Gascon J.C.A. drew an analogy with the right to full answer and defence which is given to individuals who are subject to formal disciplinary procedures. However, the fact that these procedures are statutorily mandated — and that no equivalent procedures attach to investigations such as the one at issue — surely weakens the analogy. Admittedly, it is not fatal, given the reluctance of Canadian courts to allow statutory provisions to oust the protections mandated by common law procedural fairness. But it does re-emphasize the fact that these were not formal disciplinary proceedings; accordingly, one might think that procedural fairness should require less of the decision-maker.

The other arguments of the Ordre fared little better, with the result that the nurse will have another shot at convincing the executive committee not to adopt the recommendations of the inspection committee. This is sure to be a key case relied on by counsel in disciplinary proceedings and, indeed, in any situation where disclosure is sought.

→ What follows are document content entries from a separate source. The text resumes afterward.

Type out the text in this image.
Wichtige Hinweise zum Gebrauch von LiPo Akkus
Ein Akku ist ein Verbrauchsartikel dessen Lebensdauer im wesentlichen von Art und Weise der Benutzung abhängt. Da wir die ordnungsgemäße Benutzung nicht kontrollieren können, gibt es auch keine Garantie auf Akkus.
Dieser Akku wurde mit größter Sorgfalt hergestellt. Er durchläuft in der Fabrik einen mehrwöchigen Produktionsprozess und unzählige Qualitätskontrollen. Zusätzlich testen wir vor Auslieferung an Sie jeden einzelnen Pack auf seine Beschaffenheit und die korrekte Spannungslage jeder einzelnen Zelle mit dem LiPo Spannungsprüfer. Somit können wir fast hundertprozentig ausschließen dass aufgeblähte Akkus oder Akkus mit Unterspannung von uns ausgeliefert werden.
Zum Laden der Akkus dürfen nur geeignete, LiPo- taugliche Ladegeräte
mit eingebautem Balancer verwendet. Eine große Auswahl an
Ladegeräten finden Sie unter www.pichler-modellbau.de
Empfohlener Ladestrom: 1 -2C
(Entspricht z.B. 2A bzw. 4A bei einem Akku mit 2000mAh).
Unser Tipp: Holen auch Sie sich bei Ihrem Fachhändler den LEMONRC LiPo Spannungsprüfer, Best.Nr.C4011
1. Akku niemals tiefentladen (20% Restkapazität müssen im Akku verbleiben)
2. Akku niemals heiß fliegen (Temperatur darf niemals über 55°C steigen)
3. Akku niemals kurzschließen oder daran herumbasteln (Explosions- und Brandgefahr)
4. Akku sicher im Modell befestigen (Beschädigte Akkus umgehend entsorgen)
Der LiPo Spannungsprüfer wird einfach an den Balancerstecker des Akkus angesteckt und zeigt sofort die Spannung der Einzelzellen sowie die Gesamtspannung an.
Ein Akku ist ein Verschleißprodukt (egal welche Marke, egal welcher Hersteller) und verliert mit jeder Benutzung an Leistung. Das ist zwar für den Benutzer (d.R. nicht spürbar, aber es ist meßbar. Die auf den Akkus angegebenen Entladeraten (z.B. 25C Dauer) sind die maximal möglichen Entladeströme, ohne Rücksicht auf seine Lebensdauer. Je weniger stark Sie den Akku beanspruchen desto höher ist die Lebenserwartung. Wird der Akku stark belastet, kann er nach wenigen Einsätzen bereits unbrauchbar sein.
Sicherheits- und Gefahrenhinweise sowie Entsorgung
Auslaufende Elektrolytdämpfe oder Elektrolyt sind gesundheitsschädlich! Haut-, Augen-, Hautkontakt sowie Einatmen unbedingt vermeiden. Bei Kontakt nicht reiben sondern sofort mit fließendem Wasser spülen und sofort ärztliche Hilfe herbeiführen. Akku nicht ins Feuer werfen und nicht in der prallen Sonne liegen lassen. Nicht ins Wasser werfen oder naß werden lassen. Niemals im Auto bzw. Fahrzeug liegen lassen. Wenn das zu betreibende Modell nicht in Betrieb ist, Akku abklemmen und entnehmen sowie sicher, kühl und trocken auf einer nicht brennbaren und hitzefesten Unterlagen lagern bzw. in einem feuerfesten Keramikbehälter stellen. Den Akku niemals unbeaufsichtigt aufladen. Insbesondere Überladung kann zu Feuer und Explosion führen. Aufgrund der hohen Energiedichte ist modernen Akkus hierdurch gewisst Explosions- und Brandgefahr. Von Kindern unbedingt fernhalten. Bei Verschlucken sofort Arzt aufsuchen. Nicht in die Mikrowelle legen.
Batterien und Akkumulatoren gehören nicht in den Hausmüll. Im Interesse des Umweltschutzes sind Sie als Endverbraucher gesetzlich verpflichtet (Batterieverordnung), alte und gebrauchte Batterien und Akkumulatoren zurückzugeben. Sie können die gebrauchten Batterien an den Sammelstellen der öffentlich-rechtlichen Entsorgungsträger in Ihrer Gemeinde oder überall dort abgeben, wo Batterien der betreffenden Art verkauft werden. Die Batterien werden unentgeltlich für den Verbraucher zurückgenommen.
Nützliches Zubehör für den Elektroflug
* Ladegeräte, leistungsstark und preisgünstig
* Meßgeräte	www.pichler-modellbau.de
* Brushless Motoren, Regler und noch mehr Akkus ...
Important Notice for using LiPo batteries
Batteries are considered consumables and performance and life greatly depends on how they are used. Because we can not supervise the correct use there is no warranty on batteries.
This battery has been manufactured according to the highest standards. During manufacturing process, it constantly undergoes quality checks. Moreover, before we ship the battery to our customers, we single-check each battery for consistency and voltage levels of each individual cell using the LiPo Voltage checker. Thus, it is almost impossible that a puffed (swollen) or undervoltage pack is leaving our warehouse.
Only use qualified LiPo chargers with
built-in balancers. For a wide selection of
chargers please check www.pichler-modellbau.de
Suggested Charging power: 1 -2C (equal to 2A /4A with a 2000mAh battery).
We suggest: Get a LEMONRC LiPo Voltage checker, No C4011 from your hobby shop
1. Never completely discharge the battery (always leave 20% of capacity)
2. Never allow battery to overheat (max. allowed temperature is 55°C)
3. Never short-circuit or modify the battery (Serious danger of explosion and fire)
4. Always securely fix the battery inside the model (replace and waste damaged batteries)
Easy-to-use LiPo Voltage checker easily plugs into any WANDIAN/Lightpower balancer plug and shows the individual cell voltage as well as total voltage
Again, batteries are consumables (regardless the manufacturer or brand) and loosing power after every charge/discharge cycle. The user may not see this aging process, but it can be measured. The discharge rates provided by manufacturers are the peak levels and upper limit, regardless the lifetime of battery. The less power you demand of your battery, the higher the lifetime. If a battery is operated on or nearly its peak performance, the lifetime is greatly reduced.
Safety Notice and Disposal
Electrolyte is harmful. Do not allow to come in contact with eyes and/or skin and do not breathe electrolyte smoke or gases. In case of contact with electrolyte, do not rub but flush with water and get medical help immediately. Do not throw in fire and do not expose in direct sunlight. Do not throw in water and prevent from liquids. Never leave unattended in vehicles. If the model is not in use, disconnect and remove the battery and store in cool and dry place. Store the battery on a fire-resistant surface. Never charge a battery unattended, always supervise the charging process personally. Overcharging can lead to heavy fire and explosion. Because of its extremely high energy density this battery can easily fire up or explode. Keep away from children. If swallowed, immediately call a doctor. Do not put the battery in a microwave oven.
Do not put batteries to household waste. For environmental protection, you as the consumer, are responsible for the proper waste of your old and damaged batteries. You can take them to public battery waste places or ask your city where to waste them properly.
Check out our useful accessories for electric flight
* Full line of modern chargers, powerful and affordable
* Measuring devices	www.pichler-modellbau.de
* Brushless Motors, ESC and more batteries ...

UPDATE: Contrast the conclusion of Léger J. in another recent case, Chez Couture et Ami(es) Inc v New-Brunswick, 2012 NBQB 356, which was about the closure of a special care home operated by the applicants:

[62]                 As was mentioned, the applicants did not receive the investigation report, nor the details of the notes taken during the investigation. Taking into account the particular circumstances of this proceeding, including the confidential elements of the investigation, I find that the applicants received sufficient information to allow them to respond fully and completely to the allegations made against them. In my opinion, the duty of procedural fairness in the specific circumstances of the instant case does not require the disclosure of the details of the investigation. The applicants were informed of the essential information and of the elements upon which the Minister based her decision. The fact that the applicants did not receive the details of the investigation, nor the investigation report, does not, in the specific circumstances of the instant case, represent a failure to meet the duty of procedural fairness. The applicants’ participatory rights were reasonable. The applicants could not reasonably expect to be informed of all the details, given the elements of confidentiality surrounding the information collected during the investigation conducted by the Department. The applicants did, however, receive, without all the details, the essential findings of the investigation, in a manner that was adequate for them to be able to respond fully and adequately to the allegations made against them. Indeed, this is what the applicants did: after consulting their counsel, they responded in writing to the allegations against them.

This content has been updated on June 11, 2014 at 09:47.